Oleh Suyatno
(Pembina Gudep)
Saat ini, pelatihan kepramukaan mudah dijumpai di ruang-ruang kelas, di aula, di teras, dan di sudut ruang. Mereka melakukan praktik menali tetapi bukan sesungguhnya menali di antara pohon, di antara batu, di antara bambu secara fungsional. Mereka menerapkan game menarik tetapi bukan game tanda jejak di alam, game batu sungai dan game lainnya di alam luas yang lebih menantang. Mereka mempraktikkan yel tetapi bukan yel di alam yang mampu secara langsung memberikan motivasi di sela kelelahan. Mereka berkemah di halaman sekolah beralas paving tetapi bukan berkemah di sela pohon hutan yang lebih menantang. Namun, janganlah mengira seperti itu semua karena masih ada yang sesungguhnya kembali ke alam, meskipun teramat sedikit.
Saat ini, mudah dijumpai pengurus kwartir yang semena-mena, mengadu domba, mengambinghitamkan, mendiagonalkan sesama, dan membiarkan masalah selamanya menjadi masalah. Mereka berpura-pura seorang pramuka yang bersaudara, peduli sesama, dan berdasa darma tetapi itu hanya sebatas ucapan. Mereka seolah-olah mampu merekatkan sesama kwartir tetapi justru mereka mengambinghitamkan di antaranya. Mereka bangga dengan ilmu manajemen dan leadershipnya tetapi kenyataannya tidak mampu menyelesaikan masalah yang menimpa salah satu kwartir di bawahnya. Mereka menganggap diri sebagai Pancasilais sejati tetapi tidak mampu menerapkan sila keempat yang ditandai dengan otoriter untuk menentukan sosok pemimpin kwartir di bawahnya jika tidak bisa SK ditahan sampai kiamat.
Saat ini, mudah dijumpai orang yang mengatakan dengan lantang bahwa mereka bangga dan jatuh hati kepada GP tetapi kenyataannya selama disentuhnya justru dijumpai keterbelakangan karena dana malah berkurang, kwartir di bawahnya dizalimi, gaung tidak ada bunyinya, dan kemarahan demi kemarahan diaktingkan dengan lantang.

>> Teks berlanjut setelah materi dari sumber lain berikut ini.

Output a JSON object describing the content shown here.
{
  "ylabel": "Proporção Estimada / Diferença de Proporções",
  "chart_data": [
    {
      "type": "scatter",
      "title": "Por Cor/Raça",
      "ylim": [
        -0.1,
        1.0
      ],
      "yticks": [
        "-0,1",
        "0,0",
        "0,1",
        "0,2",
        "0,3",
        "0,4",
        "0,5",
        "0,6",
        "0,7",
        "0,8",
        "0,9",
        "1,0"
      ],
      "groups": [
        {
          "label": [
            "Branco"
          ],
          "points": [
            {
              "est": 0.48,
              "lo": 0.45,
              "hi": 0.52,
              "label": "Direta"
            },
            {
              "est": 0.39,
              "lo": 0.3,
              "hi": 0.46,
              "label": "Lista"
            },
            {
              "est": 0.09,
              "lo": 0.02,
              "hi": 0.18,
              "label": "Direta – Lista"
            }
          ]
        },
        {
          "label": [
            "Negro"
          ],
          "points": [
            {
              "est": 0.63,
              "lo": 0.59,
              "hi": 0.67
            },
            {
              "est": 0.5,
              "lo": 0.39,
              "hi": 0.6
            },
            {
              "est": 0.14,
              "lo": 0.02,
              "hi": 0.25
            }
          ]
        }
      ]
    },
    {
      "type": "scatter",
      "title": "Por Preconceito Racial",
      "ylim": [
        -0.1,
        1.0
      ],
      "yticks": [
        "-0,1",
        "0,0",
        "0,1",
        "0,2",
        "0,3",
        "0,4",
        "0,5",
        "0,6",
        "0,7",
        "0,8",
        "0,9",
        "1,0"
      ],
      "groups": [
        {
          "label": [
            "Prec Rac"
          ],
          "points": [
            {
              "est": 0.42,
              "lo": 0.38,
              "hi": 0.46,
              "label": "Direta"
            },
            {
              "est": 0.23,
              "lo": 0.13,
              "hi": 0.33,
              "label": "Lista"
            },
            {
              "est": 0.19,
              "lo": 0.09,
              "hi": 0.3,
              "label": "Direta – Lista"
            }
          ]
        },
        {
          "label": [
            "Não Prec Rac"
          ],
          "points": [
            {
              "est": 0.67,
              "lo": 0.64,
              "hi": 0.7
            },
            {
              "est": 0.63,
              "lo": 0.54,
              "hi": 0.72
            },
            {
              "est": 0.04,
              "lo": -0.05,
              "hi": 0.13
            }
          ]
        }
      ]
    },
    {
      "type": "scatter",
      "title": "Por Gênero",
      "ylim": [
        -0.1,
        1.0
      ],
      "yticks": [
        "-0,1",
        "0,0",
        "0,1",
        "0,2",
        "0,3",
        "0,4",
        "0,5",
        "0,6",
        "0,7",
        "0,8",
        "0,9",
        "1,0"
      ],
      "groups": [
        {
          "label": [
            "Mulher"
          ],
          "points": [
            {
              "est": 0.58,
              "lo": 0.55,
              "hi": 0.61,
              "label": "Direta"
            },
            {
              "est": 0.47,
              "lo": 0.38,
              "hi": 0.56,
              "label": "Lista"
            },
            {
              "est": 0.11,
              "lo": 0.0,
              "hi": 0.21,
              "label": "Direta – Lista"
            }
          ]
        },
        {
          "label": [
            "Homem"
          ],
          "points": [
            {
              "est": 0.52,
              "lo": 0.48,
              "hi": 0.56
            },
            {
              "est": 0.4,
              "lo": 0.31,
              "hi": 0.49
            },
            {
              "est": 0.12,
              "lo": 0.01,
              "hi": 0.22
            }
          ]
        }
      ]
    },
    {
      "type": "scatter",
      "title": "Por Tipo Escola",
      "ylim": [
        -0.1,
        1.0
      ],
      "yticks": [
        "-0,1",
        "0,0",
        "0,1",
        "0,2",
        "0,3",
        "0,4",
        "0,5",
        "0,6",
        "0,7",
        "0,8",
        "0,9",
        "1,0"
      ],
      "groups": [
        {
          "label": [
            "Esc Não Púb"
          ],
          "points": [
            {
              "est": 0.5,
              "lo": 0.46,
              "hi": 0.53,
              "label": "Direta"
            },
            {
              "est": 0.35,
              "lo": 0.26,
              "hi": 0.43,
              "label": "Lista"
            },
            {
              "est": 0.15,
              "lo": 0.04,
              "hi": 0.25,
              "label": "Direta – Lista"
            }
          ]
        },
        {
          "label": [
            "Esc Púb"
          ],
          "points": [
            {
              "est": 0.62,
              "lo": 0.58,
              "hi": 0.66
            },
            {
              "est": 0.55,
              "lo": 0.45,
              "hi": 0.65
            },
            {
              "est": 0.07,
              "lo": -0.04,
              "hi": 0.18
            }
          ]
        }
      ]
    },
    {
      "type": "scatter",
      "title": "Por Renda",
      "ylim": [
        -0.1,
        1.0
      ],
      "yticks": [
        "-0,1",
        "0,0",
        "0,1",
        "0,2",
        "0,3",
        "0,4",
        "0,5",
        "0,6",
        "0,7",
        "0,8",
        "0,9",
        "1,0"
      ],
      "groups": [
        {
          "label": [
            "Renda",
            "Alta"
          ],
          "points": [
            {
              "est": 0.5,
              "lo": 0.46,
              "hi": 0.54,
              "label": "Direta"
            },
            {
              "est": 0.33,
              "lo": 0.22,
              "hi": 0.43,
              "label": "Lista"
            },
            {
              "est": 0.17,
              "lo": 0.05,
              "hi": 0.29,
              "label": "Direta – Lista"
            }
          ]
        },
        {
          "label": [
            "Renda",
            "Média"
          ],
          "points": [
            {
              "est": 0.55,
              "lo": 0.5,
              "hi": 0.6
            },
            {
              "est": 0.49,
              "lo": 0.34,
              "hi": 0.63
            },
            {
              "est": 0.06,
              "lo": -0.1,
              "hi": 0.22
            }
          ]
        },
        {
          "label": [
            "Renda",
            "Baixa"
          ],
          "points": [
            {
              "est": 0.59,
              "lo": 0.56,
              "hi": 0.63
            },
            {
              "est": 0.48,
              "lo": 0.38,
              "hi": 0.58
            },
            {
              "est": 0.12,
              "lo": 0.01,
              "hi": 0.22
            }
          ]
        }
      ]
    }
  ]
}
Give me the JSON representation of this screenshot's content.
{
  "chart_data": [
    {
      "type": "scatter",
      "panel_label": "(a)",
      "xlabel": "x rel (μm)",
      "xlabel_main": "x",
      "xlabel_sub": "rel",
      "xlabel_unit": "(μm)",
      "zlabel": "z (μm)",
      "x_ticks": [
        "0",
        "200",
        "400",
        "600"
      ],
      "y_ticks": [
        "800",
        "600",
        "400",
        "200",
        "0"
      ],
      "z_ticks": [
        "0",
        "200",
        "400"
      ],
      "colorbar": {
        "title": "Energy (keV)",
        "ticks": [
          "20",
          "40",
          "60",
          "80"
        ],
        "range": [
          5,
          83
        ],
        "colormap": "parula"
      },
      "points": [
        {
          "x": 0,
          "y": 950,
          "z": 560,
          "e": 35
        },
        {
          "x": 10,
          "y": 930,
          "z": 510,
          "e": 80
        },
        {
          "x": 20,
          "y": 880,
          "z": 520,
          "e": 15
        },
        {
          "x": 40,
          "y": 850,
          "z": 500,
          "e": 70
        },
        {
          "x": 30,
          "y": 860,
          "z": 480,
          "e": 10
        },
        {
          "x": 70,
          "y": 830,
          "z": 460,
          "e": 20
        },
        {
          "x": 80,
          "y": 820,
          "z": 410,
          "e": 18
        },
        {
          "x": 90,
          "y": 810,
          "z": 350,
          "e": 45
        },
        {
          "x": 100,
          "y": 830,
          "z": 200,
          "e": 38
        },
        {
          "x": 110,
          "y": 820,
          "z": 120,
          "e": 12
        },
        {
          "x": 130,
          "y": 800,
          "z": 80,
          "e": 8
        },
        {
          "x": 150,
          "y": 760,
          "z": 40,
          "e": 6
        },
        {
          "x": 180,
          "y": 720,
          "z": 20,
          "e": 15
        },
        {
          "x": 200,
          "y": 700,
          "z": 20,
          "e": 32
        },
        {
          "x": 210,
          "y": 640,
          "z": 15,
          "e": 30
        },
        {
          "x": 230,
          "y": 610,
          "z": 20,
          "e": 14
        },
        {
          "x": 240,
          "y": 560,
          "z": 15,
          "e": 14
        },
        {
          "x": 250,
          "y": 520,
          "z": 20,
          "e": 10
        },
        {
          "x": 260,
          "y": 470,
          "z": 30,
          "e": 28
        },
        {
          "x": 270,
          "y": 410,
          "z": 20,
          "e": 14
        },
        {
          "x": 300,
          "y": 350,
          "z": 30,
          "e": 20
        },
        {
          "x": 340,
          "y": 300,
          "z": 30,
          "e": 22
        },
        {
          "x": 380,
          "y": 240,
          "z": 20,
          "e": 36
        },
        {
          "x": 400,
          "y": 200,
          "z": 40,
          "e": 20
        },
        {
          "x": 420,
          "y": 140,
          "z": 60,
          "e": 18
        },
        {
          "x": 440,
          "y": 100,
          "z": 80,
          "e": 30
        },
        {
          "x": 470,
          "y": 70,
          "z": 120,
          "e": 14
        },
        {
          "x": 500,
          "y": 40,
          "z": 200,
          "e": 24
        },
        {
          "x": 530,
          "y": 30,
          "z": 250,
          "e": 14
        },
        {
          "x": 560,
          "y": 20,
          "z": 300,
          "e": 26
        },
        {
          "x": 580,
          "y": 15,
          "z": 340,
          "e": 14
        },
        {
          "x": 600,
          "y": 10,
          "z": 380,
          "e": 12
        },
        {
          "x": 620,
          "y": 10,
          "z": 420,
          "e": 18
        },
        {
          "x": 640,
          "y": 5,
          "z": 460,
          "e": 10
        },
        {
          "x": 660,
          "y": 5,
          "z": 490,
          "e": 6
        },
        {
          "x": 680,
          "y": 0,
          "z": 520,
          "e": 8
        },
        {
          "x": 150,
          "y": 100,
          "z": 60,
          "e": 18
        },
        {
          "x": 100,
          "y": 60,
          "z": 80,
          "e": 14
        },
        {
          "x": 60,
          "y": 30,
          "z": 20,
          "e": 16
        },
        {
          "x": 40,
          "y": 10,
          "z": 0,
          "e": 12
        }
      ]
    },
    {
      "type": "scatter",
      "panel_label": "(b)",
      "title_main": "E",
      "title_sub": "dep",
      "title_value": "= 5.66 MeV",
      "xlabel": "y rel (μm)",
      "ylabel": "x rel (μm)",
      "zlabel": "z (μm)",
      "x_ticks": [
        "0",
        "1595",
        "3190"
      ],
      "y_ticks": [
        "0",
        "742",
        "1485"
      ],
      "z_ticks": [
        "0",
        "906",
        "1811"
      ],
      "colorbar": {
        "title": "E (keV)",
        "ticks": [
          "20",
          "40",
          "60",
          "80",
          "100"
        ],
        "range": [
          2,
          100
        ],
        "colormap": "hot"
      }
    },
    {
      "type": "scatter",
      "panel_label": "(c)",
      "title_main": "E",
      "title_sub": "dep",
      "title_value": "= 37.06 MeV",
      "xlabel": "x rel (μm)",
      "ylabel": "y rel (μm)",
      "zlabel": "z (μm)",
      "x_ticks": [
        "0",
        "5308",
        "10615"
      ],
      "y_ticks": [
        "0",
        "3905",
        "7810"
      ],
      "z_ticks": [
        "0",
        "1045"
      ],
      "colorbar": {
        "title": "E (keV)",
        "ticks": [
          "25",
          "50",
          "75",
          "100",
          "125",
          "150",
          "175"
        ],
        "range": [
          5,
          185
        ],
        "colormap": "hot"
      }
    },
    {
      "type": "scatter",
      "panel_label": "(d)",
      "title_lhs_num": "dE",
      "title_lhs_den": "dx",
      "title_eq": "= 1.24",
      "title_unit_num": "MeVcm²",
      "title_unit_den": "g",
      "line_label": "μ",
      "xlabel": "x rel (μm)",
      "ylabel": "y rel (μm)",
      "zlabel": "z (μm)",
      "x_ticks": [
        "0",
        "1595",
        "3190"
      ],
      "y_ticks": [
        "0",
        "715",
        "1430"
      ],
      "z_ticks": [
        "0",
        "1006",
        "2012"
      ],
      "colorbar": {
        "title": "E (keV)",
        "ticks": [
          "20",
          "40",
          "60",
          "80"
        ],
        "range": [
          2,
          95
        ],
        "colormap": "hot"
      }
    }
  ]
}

Saat ini, ada kwartir yang dipenjara tanpa alasan dan advis oleh kwartir di atasnya. Mereka meneriakan tahan partisipasinya karena bermasalah tetapi tidak pernah dijelaskan masalahnya apa. Mereka kemana-mana mengajak pengurus lain untuk turut menghukum tetapi tidak pernah secara hati nurani mencari upaya penyelesaiannya. Bahkan sampai tiga tahun masalah digantung tetapi selama itu pula tidak ada upaya yang terprogres dengan apik.
Ketika masa baktinya akan berakhir, mereka berupaya ke mana-mana untuk dipilih kembali. Menurutnya, insan kepramukan mudah hanyut dengan ucapan yang jauh panggang dari api. Menurutnya penghuni GP mudah sekali diakali, dihasut, dan digiring. Menurutnya, latar belakang pangkat dan profesi mampu melarutkan insan kepramukaan. Padahal semua itu justru bukan lukisan kepramukaan yang sesungguhnya.
Apakah semua kwartir seperti? Tentu, tidak. Masih banyak kwartir yang waras. Berikut contohnya, dari 34 kwarda paling hanya satu yang terpenjara dan terzalimi tetapi itu berbahaya jika dibiarkan. Bukankah kesewenang-wenangan jika dibiarkan akan menjadi karakter?
Apakah itu semua pertanda meredupnya api perkembangan GP? Waktulah yang akan menjadi saksi keberanian para punggawa GP untuk berada di rel kepramukaan. Ke depan GP harus diisi negarawan sejati yang berbasis Trisatya dan Dasadarma. Mereka wajib manusia Pancasila, Berkebinnekaan, NKRI, dan UUD 1945. Selamat membina.
Terimakasih Kak Yatno saya senang dgn tulisan ini.